COMPETITION CODE IS A LONG-STANDING NEED

04-07-2019 | 10:32

It should formalize the antimonopoly proceedings

 

Speaking at the session of “Antimonopoly process and the right to defence” at a  “Pravo.ru” conference on 27 June 2019, Head of FAS Anti-Cartel Department Andrey Tenishev said thatalthough the Law on Competition does not have a special procedural Chapter, the “antimonopoly proceedings” term can already be introduced.

 

He pointed out that “Procedural norms are scattered across different articles of the Law, but when we will create the Competition Code, it will have a clear and, logical procedural part. There are already some elements, for instance, we introduced   a determination of case circumstances, which is an analogue of an indictment in criminal proceedings or a protocol in administrative proceedings”

 

According to Andrey Tenishev, FAS pays a lot of attention to the rights of the proceedings participants: “The case consideration procedure is spelled out rather clearly”.

 

He emphasized that the antimonopoly proceedings need differentiation: “When we consider abusing dominance or most cases on unfair competition, we perform a quasi-judicial function, considering disputes between a large entity against a small one.
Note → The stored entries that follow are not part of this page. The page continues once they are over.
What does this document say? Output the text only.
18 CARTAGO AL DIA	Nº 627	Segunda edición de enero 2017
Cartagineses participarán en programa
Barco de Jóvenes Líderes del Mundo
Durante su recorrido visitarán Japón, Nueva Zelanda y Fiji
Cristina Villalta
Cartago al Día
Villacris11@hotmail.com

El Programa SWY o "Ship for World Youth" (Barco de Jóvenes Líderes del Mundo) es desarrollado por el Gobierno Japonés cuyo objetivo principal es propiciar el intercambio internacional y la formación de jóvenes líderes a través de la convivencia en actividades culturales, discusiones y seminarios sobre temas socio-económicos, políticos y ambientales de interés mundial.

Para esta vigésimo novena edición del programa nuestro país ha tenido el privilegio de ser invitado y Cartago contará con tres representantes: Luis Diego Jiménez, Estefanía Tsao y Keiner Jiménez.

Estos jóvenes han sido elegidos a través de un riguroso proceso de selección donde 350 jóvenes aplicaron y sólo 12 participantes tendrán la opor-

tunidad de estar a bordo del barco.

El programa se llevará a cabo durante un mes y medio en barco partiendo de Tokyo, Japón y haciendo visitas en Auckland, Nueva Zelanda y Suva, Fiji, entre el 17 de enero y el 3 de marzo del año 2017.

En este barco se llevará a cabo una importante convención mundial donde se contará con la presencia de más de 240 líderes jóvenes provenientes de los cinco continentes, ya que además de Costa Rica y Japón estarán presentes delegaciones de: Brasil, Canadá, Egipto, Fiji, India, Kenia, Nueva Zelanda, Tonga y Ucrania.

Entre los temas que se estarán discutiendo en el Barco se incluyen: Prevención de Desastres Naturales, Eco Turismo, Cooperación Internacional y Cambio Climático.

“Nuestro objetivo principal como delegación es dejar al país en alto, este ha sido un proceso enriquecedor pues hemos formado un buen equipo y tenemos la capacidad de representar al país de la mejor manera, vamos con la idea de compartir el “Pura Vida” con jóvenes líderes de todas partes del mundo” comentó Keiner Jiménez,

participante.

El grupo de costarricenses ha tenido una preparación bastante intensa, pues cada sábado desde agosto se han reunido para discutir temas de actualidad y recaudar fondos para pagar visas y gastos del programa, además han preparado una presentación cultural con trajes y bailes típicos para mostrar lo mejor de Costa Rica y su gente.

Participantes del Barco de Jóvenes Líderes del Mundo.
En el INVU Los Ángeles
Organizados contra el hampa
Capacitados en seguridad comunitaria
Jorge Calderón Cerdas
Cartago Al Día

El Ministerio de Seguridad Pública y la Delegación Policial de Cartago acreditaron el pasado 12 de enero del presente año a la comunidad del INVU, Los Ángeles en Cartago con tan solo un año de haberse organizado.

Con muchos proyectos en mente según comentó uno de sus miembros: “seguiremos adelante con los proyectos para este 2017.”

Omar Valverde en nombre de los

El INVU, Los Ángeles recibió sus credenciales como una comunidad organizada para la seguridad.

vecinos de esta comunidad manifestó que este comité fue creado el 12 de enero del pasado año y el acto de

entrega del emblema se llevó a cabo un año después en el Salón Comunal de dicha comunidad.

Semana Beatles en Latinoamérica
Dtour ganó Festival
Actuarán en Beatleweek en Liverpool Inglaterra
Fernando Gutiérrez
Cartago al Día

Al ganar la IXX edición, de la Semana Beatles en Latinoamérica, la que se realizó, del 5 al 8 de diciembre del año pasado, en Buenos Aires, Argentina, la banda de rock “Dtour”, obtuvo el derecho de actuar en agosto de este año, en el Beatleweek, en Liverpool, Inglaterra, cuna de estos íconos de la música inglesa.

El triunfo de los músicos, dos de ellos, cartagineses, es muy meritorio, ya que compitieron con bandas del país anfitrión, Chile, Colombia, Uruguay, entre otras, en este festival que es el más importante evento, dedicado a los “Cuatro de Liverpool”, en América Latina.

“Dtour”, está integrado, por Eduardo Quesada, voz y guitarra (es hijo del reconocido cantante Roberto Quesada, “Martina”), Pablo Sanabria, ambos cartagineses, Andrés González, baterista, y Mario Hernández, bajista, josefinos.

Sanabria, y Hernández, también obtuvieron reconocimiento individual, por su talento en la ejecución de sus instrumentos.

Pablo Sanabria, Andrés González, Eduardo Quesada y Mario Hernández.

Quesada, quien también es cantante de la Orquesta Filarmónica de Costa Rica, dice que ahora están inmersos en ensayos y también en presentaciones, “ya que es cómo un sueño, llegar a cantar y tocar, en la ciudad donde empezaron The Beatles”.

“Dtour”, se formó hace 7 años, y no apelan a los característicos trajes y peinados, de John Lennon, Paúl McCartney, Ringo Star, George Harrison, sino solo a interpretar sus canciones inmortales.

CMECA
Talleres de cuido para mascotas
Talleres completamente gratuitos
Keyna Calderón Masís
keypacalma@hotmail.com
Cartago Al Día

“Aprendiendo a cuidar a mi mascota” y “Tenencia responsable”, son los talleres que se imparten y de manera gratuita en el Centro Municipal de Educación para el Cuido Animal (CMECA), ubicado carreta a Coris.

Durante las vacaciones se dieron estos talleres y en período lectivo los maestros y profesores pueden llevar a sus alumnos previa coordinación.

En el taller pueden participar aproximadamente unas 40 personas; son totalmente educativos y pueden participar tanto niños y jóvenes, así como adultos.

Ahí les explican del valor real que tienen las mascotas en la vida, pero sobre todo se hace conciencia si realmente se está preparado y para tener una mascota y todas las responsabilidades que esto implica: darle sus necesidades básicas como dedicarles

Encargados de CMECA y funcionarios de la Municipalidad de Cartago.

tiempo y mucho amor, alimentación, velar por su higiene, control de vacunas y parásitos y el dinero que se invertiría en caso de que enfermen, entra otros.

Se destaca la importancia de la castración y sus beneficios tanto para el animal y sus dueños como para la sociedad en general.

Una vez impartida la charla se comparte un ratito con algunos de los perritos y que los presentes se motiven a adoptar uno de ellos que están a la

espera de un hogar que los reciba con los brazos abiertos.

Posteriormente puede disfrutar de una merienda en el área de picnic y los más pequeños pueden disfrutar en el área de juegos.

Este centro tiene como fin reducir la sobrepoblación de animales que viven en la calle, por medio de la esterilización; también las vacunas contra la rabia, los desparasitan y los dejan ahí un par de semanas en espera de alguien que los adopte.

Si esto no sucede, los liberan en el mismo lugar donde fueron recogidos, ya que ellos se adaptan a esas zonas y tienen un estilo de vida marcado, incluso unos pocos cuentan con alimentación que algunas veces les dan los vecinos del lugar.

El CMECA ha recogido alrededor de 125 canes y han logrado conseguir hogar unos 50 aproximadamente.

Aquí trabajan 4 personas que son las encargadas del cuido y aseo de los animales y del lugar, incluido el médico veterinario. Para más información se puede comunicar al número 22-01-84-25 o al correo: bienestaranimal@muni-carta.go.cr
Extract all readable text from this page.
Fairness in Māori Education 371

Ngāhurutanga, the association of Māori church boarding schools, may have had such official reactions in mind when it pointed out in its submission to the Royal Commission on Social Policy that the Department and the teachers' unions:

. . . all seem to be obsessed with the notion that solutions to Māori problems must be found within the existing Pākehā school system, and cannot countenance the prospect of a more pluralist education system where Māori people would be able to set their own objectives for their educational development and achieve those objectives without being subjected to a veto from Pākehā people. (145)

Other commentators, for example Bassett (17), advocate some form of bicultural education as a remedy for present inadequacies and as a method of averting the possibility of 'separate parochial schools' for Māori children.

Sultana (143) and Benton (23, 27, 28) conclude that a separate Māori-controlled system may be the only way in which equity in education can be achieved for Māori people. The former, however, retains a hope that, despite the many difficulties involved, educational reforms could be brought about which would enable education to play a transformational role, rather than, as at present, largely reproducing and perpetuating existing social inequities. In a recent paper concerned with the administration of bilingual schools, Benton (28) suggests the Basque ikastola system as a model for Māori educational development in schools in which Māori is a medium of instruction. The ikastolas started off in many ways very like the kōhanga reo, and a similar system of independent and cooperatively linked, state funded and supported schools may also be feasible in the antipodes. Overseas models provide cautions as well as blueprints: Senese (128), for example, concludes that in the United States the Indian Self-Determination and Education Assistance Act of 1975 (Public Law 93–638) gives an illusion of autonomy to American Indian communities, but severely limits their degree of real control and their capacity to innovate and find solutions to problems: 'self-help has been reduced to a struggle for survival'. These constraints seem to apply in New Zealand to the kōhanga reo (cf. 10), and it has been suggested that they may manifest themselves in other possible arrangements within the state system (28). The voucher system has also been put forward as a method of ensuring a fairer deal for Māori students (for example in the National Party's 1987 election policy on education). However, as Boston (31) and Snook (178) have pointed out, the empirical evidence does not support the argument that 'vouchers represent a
In the cases on anticompetitive agreements we prosecute companies on behalf of the state than infringe the rights of public at large and trench on the Constitutional values. Here we have completely different functions and powers: we have then right to carry out inspections in corporate offices and prosecute the violators of behalf of the state.  The procedures also should be different. We should always keep this in mind improving the procedures”.

 

The current procedure of holding liable by the antimonopoly body is as follows: FAS carried out inspections, requests information, and this is sufficient to open a case, then the case is investigated, a determination the case circumstances is issued,  and, in view of the respondent’s arguments, a “guilty” nor “non-guilty” decision is made. Then FAS must open an administrative case, establish the level of involvement in the violation, mitigating / aggravating circumstances and impose a fine.

 

Head of FAS Anti-Cartel Department made a suggestion to be discussed: “In essence, we do the same twice. The degree of violation, mitigating and aggravating circumstances can be ascertained during the case investigation and impose a fine simultaneously with the decision-making. This way we will save public resources and it also shortens the timeframe of prosecuting violators”.

 

Regarding digitalization of proceedings, Andrey Tenishev said that exposing and proving some standard violations can be given to algorithm programs, with a possibility to appeal the decision and request the full case-consideration procedure.

 

He pointed out that “it is also expedient to have fast-track case investigation procedures for those who admitted violations”.

 

Deputy Head of FAS Legal Department Konstantin Alyoshin agreed with the need to compile the Competition Code and emphasized that “the system of control and-supervision bodies of the Russian Federation does not have a body where сthe procedure of holding the violator liable is so complicated”.

 

He gave an example of a statement on abusing dominance (Article 10 of the Federal Law “On Protection of Competition”): “The FAS Russia sees if there are signs, if yes – inspection, market analysis, the conclusion is reached that there is dominance and there are signs of a violation – a warning is issued. If the potential violator did not react to the warning, we open a case involving all stakeholders, with a possibility to present their position, market analyses, economic conduct of economic entities, an opinion on the case circumstances is made collegially – it is a blueprint of the future decision – the parties can give their positions about the document, and only if this does not suffice, a decision on violation is made. And then the administrative proceedings start.”

 

“At the same time, each of the stages – warning, decision – can be appealed at Court”, added Deputy Head of FAS Legal Department.

 

Konstantin Alyoshin informed about the in-house appeal procedure – verifying compliance of decisions to the established practice.

 

He pointed out: “To bring the practice of FAS regional Offices to the common denominator, the Antimonopoly Service works in two directions: first – issuing explanations on the most complex norms of the antimonopoly law - and possibility to appeal”.

 

According to Deputy Head of FAS Legal Department, already 80% more complaints are considered under the in-house appeal procedure, than in 2018. In his opinion, the populatiry of the institution is growing due to the predictability factor: FAS is going to make decisions spelt out in the Explanations.

 

Konstantin Alyoshin stressed that it is worth to refine the appeal procedure because “so far we are in the legal regime under Article 23 the Law “On Protection of Competition”, and this norm is not enough”; the procedure was introduced in 2016 and the main general approaches to the procedure that must be included in the Competition Code have been just formed.